Sue Blaustein: It’s 2023, and We Still Need to Read Sally Carrighar

It’s 2023, and We Still Need to Read Sally Carrighar

By Sue Blaustein

The late author Sally Carrighar’s work is out of print. Between 1944 and 1975, Carrighar (1898-1985) published one novel, eight works of “nature writing” and an autobiography (Home to the Wilderness). Two of her books One Day at Beetle Rock and One Day at Teton Marsh were made into Disney features, making those titles very well-known. 
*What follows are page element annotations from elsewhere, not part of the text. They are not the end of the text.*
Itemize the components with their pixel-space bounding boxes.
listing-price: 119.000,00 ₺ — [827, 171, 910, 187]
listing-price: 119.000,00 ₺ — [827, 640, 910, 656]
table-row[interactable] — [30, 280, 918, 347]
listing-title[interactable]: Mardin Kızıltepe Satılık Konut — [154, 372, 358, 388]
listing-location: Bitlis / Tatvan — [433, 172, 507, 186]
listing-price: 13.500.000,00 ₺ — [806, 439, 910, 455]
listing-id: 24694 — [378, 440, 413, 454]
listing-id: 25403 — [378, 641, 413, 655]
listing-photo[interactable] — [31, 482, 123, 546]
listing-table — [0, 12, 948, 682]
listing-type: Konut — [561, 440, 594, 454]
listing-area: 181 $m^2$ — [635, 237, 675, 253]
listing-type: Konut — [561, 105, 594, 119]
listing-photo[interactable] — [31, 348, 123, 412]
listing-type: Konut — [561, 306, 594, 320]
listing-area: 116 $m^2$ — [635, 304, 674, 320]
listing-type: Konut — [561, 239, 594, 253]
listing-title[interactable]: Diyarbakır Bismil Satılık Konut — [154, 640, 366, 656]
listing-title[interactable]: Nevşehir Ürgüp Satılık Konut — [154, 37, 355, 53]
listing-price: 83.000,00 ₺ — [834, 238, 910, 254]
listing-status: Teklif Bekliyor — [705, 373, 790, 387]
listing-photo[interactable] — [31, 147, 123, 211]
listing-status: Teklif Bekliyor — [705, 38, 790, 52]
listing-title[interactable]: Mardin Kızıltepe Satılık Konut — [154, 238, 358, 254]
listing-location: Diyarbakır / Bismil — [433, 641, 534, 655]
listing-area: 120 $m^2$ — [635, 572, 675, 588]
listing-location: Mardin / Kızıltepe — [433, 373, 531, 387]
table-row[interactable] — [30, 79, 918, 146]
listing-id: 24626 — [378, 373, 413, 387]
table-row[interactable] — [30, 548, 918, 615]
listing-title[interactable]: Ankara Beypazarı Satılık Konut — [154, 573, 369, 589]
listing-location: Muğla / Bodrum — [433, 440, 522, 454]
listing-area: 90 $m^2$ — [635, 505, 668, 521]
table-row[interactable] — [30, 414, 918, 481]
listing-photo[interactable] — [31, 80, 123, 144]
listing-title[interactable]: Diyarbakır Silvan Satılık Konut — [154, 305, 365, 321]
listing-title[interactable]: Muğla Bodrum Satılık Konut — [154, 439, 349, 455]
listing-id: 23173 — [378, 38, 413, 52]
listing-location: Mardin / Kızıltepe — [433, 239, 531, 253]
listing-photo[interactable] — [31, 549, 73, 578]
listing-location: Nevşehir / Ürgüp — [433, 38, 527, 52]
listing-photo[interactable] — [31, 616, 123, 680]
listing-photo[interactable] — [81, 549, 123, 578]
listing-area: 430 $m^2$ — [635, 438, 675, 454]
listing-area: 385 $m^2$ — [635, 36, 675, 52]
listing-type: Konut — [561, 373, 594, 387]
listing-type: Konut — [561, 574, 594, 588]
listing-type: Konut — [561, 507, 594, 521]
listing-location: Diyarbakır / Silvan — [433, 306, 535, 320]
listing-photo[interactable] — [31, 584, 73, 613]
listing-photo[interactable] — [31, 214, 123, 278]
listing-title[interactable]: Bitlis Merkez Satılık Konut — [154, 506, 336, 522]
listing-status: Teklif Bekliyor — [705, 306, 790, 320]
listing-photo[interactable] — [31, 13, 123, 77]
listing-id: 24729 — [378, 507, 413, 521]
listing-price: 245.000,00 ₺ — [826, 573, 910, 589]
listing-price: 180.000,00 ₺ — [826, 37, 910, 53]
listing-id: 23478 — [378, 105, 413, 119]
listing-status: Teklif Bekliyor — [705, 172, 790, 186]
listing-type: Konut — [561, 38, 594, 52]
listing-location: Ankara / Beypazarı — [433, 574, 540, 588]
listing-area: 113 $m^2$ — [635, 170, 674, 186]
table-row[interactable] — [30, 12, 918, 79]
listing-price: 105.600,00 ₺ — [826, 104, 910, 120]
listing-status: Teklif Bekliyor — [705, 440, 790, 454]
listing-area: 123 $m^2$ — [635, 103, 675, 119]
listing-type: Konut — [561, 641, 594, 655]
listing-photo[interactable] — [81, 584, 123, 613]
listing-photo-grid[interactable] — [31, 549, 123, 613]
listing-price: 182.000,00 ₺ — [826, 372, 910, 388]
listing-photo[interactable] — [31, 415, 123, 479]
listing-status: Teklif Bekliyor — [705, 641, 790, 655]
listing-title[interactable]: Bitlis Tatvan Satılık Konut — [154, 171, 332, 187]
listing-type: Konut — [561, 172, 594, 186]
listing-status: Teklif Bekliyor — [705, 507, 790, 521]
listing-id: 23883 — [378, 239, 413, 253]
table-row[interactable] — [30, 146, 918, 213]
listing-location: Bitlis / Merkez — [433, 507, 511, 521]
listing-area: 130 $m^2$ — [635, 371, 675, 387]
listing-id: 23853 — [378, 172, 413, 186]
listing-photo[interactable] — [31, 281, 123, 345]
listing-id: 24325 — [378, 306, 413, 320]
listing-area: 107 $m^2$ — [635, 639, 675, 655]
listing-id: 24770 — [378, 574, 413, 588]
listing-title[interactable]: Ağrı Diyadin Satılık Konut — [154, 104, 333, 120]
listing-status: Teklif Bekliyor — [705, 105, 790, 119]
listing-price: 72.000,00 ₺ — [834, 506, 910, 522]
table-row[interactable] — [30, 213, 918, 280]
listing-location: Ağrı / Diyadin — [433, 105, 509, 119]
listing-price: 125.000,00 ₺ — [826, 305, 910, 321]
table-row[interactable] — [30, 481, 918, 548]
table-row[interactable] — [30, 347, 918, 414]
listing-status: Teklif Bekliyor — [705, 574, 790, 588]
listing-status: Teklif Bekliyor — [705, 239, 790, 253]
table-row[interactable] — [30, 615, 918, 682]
I must’ve read one or more of her books when I was in grade or middle school. As an adult, I found them while browsing used bookstores. They looked familiar, and I bought and read them again. By that time, I was a poet with a day job – better prepared to appreciate how exact, humble, and brilliant a writer; and how meticulous an observer she was. 

If you’ve never read her work, you don’t know yet, how in a few paragraphs – say about the reproductive habits of a freshwater mollusk – she could expand and reshape the way you see non-human creatures, yourself, and the world we inhabit together.

The swan mussel was not nearly as complex a creature as man, but even she had her satisfactions, and a simple nervous system with which to experience them.

Every creature – swan mussels included – has vital and specific needs. If those needs are satisfied, we live. Of course, the word “satisfy” carries layers of other meanings for humans. Most likely few if any apply to our mussel. Carrighar’s deft use of the word satisfactions doesn’t load mollusks up with human emotions and yet…it opens the door to kinship. 

How does the mussel breathe and eat? Carrighar explains how it pulls water into one tube and expels it through the other, thus receiving oxygen for the gills and minute plants and animals for nourishment.

No doubt she enjoyed some draughts of this living broth more than others; on windy days when the pond was stirred, the greater amount of oxygen may have felt rather invigorating. These were not very stimulating events, but the mussel was not equipped for excitement.

Enjoyed? Invigorating? Though these words come close to attributing human perception to a mollusk, they make a valid point more vivid. For any creature, no moment is the same as the one before, or ones to come. Experiencing and responding to change is what nervous systems are for. The language opens a portal, a way to imagine what it’s like to be something else. A way to care.